Na prática, isso reduz o atrito, diminui a geração de calor e proporciona um corte mais estável. O resultado direto é uma redução significativa na formação de rebarba, além de um acabamento muito mais limpo.
Dica: A quantidade de dentes no disco de corte influencia no corte?
Comparação direta no resultado
Quando colocamos os dois lado a lado, a diferença fica clara no resultado final. O disco abrasivo tende a ser mais agressivo, gera mais calor e deixa bordas irregulares, o que aumenta a necessidade de acabamento.
Já o disco dentado proporciona um corte mais limpo, com menor aquecimento e bordas mais uniformes. Essa diferença não aparece apenas no momento do corte, mas principalmente no retrabalho que vem depois.

O impacto no dia a dia da produção
A rebarba não termina no corte — ela continua no processo. Quando o corte gera muito retrabalho, o operador precisa parar mais vezes, o uso de ferramentas de acabamento aumenta e o fluxo da produção perde ritmo.
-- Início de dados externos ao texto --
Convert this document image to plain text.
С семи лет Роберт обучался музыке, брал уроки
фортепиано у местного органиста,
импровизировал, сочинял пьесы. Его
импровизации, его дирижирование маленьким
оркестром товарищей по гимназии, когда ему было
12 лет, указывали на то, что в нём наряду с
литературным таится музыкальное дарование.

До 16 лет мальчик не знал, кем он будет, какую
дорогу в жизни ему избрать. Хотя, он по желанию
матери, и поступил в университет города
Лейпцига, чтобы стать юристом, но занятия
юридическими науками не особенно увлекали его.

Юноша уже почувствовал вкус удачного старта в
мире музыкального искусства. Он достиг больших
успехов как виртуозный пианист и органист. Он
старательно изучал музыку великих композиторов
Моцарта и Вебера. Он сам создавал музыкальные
Por outro lado, cortes mais limpos reduzem essas interrupções, mantêm o processo mais contínuo e aumentam a produtividade. Ou seja, o tipo de disco influencia diretamente o ritmo da operação.
O custo que parece menor (mas não é)
À primeira vista, o disco abrasivo pode parecer mais econômico. No entanto, essa análise ignora fatores importantes como desgaste rápido, trocas frequentes e o tempo gasto com acabamento.
Já o disco dentado, mesmo com investimento inicial maior, tende a durar mais e reduzir etapas do processo. Isso diminui o custo por peça ao longo do tempo e melhora a eficiência da operação.
Onde entra a diferença da ASM
Os discos dentados da ASM Engenharia trabalham com corte direto, utilizando dentes que reduzem a agressão no material e minimizam a formação de rebarba. Além disso, apresentam durabilidade muito superior, podendo substituir diversos discos abrasivos ao longo do tempo, com menos trocas e menos paradas.
Outro diferencial é a possibilidade de escolher a linha mais adequada para cada rotina. A linha Basic atende bem quem busca custo-benefício, a Ultra é ideal para uso contínuo e a Premium é indicada para operações mais intensas. Além disso, os discos podem ser afiados, aumentando ainda mais a vida útil e reduzindo o custo por corte.
Dica: Como escolher o Disco ASM ideal para cada aplicação
Precisão e padrão de corte
Um ponto muitas vezes negligenciado é a consistência do corte ao longo do uso. Discos abrasivos se desgastam rapidamente, o que altera o desempenho e gera variação entre as peças.
Isso resulta em perda de padrão e maior necessidade de ajustes. Já o disco dentado mantém um corte mais estável, garantindo repetibilidade e reduzindo a necessidade de correções.
Resposta direta
Na prática, não há dúvida: o disco dentado gera muito menos rebarba do que o abrasivo. E essa diferença impacta diretamente o tempo de produção, o custo operacional e a qualidade final das peças.
Dica: Quanto a rebarba custa na sua produção?
Conclusão
Continuar utilizando discos abrasivos significa aceitar mais retrabalho no processo. Já optar por discos dentados é investir em cortes mais limpos, maior eficiência e melhor aproveitamento do tempo.
No fim das contas, não se trata apenas de cortar o material, mas de tudo o que vem depois do corte. E quanto menos você precisa corrigir, mais sua produção evolui.